Some specific scientific results from HiRISE are featured here: hirise.lpl.arizona.edu/sim

For more about the scientific goals of MRO:

Goodgearguide: What has been the most challenging aspect of your work, technically?

Ingrid Daubar Spitale: The images we're taking are huge! A typical image might be 60,000 x 20,000 pixels. Some are much, much larger. We've encountered lots of hurdles processing and storing all that data, not to mention the technical challenges involved in serving up these huge images to the public. We're using a technology called JPEG 2000, which is a new format for most users.

Goodgearguide: You have a team of people you work with on your projects, what is their input/contribution into your work and research?

Ingrid Daubar Spitale: Yes, a lot of people work on the HiRISE project. We have a large science team of researchers, professors, and students distributed at universities and research institutions all over the country, with one team member even based in Switzerland. A lot of software developers have contributed to the planning, commanding, processing, and database software. We have great systems administrators who keep things running smoothly. The operations team is also quite large: some of them do downlink (processing, validating and releasing images), and some do uplink (planning, targeting, commanding images), like me.
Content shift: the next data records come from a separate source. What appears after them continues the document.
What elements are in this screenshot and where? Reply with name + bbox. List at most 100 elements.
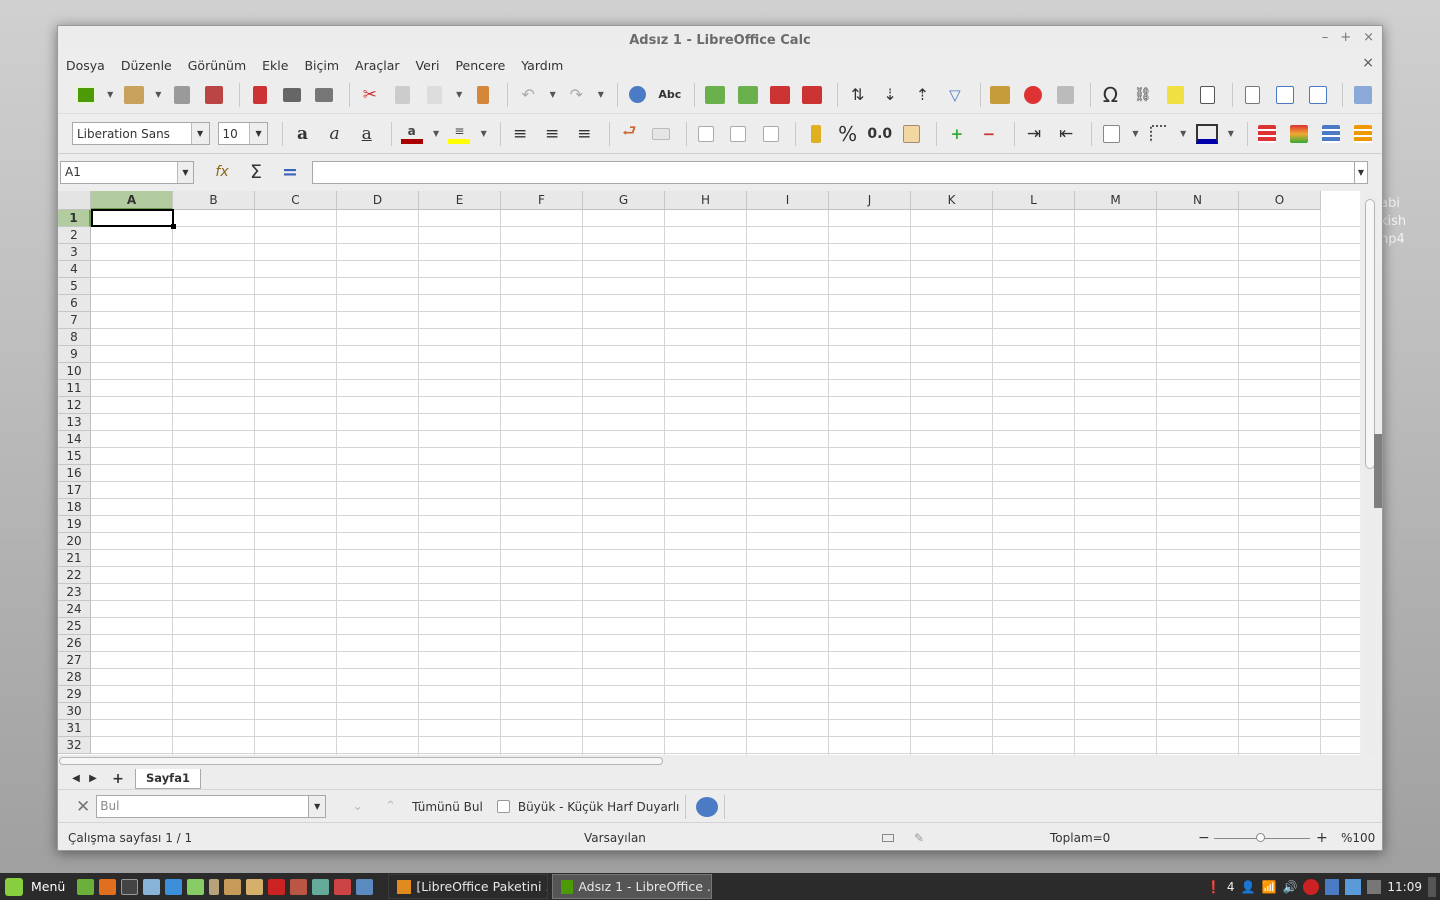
open-dropdown-icon[interactable]: ▼: [153, 81, 165, 109]
row-header[interactable]: 7: [58, 312, 91, 329]
show-desktop-strip[interactable]: [1428, 876, 1436, 897]
add-sheet-icon[interactable]: +: [110, 771, 126, 787]
align-top-icon[interactable]: [693, 120, 720, 148]
pivot-table-icon[interactable]: [1051, 81, 1078, 109]
border-color-icon[interactable]: [1193, 120, 1220, 148]
delete-decimal-icon[interactable]: −: [975, 120, 1002, 148]
bottle-icon[interactable]: [209, 878, 220, 895]
selection-mode-icon[interactable]: [882, 834, 894, 842]
row-header[interactable]: 16: [58, 465, 91, 482]
row-header[interactable]: 11: [58, 380, 91, 397]
find-replace-dialog-icon[interactable]: [696, 796, 719, 817]
insert-chart-icon[interactable]: [1019, 81, 1046, 109]
border-color-dropdown-icon[interactable]: ▼: [1225, 120, 1237, 148]
column-header[interactable]: J: [829, 191, 911, 210]
paste-dropdown-icon[interactable]: ▼: [453, 81, 465, 109]
menu-gorunum[interactable]: Görünüm: [188, 58, 246, 73]
shield-icon[interactable]: [1325, 878, 1340, 895]
undo-icon[interactable]: ↶: [514, 81, 541, 109]
workspace-count[interactable]: 4: [1227, 880, 1235, 894]
files-icon[interactable]: [143, 878, 161, 895]
highlight-dropdown-icon[interactable]: ▼: [478, 120, 490, 148]
sum-icon[interactable]: Σ: [242, 159, 270, 185]
border-style-dropdown-icon[interactable]: ▼: [1177, 120, 1189, 148]
row-header[interactable]: 6: [58, 295, 91, 312]
update-alert-icon[interactable]: ❗: [1206, 880, 1221, 894]
column-header[interactable]: N: [1157, 191, 1239, 210]
save-icon[interactable]: [168, 81, 195, 109]
gmail-icon[interactable]: [268, 878, 286, 895]
volume-icon[interactable]: 🔊: [1282, 880, 1297, 894]
align-middle-icon[interactable]: [725, 120, 752, 148]
wifi-icon[interactable]: 📶: [1262, 880, 1277, 894]
italic-icon[interactable]: a: [321, 120, 348, 148]
task-calc[interactable]: Adsız 1 - LibreOffice ...: [552, 874, 713, 899]
column-header[interactable]: I: [747, 191, 829, 210]
align-right-icon[interactable]: ≡: [571, 120, 598, 148]
zoom-slider-handle[interactable]: [1256, 833, 1265, 842]
column-header[interactable]: H: [665, 191, 747, 210]
network-icon[interactable]: [165, 878, 183, 895]
merge-cells-icon[interactable]: [648, 120, 675, 148]
user-icon[interactable]: 👤: [1241, 880, 1256, 894]
column-header[interactable]: B: [173, 191, 255, 210]
row-header[interactable]: 18: [58, 499, 91, 516]
autofilter-icon[interactable]: ▽: [941, 81, 968, 109]
row-header[interactable]: 29: [58, 686, 91, 703]
clock[interactable]: 11:09: [1387, 880, 1422, 894]
menu-veri[interactable]: Veri: [416, 58, 440, 73]
row-header[interactable]: 32: [58, 737, 91, 754]
box-icon[interactable]: [246, 878, 264, 895]
function-icon[interactable]: =: [276, 159, 304, 185]
highlight-color-icon[interactable]: ≡: [446, 120, 473, 148]
insert-column-icon[interactable]: [734, 81, 761, 109]
horizontal-scroll-thumb[interactable]: [59, 757, 663, 765]
font-size-combo[interactable]: 10 ▼: [217, 122, 269, 145]
toolbox-icon[interactable]: [334, 878, 352, 895]
row-header[interactable]: 22: [58, 567, 91, 584]
row-header[interactable]: 2: [58, 227, 91, 244]
align-left-icon[interactable]: ≡: [507, 120, 534, 148]
row-header[interactable]: 30: [58, 703, 91, 720]
menu-duzenle[interactable]: Düzenle: [121, 58, 172, 73]
font-name-dropdown-icon[interactable]: ▼: [190, 123, 209, 144]
row-header[interactable]: 8: [58, 329, 91, 346]
row-header[interactable]: 26: [58, 635, 91, 652]
row-header[interactable]: 13: [58, 414, 91, 431]
desktop-icon-label[interactable]: kish: [1380, 214, 1406, 229]
desktop-icon-label[interactable]: np4: [1380, 232, 1405, 247]
menu-araclar[interactable]: Araçlar: [355, 58, 400, 73]
insert-image-icon[interactable]: [987, 81, 1014, 109]
row-header[interactable]: 21: [58, 550, 91, 567]
close-find-bar-icon[interactable]: ✕: [76, 797, 90, 817]
decrease-indent-icon[interactable]: ⇤: [1053, 120, 1080, 148]
row-header[interactable]: 17: [58, 482, 91, 499]
row-header[interactable]: 28: [58, 669, 91, 686]
name-box[interactable]: A1 ▼: [60, 160, 194, 184]
clone-formatting-icon[interactable]: [469, 81, 496, 109]
font-color-icon[interactable]: a: [398, 120, 425, 148]
find-input[interactable]: Bul ▼: [96, 795, 327, 818]
column-header[interactable]: G: [583, 191, 665, 210]
open-folder-icon[interactable]: [120, 81, 147, 109]
row-header[interactable]: 4: [58, 261, 91, 278]
sheet-tab[interactable]: Sayfa1: [135, 768, 201, 789]
package-icon[interactable]: [187, 878, 205, 895]
date-format-icon[interactable]: [898, 120, 925, 148]
delete-row-icon[interactable]: [766, 81, 793, 109]
add-decimal-icon[interactable]: +: [943, 120, 970, 148]
redo-icon[interactable]: ↷: [563, 81, 590, 109]
save-as-icon[interactable]: [201, 81, 228, 109]
maximize-button[interactable]: +: [1340, 30, 1351, 45]
row-header[interactable]: 24: [58, 601, 91, 618]
row-header[interactable]: 14: [58, 431, 91, 448]
delete-column-icon[interactable]: [799, 81, 826, 109]
export-pdf-icon[interactable]: [246, 81, 273, 109]
undo-dropdown-icon[interactable]: ▼: [547, 81, 559, 109]
row-header[interactable]: 10: [58, 363, 91, 380]
editor-icon[interactable]: [312, 878, 330, 895]
zoom-out-icon[interactable]: −: [1198, 830, 1210, 846]
archive-icon[interactable]: [224, 878, 242, 895]
new-document-icon[interactable]: [72, 81, 99, 109]
column-header[interactable]: F: [501, 191, 583, 210]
Goodgearguide: What has been the most exciting or memorable moment working on the HiRISE?

Ingrid Daubar Spitale: The mission has been full of exciting moments! The successful launch of MRO was exciting, for one. That's a risky time for missions, and we were very relieved when it went off without a hitch. Our first image in flight was also a big milestone – we got a beautiful image of the Earth's Moon a few weeks after launching. It showed that the camera was working perfectly, and gave us a taste of all the gorgeous images to come.

Another exciting moment happened just a few weeks ago, when we found the avalanches that have been in the news lately. That was a tremendous surprise, and it was really fun to be part of that discovery.

Goodgearguide: What has been one of the more humorous moments at work?

Ingrid Daubar Spitale: I'm part of a really wonderful team – everyone works hard, but we try to have some fun as well. One example is how we've gotten carried away with our acronyms. Since before I started here, a convention has been in place to call everything "Hi-something". So the validation tool is called "HiVali", the temperature modelling software is called "HiTemp", the Back-Up Targeting Specialist is called HiBUTS, and so on. We've had a lot of fun with those names.

Goodgearguide: What was your technical background before joining HiRISE?

Ingrid Daubar Spitale: My background is actually in Planetary Sciences, rather than a more technical field. I have a Master's of Science from the University of Arizona here in Tucson. I've picked up some of the technical stuff along the way, including some programming in Perl.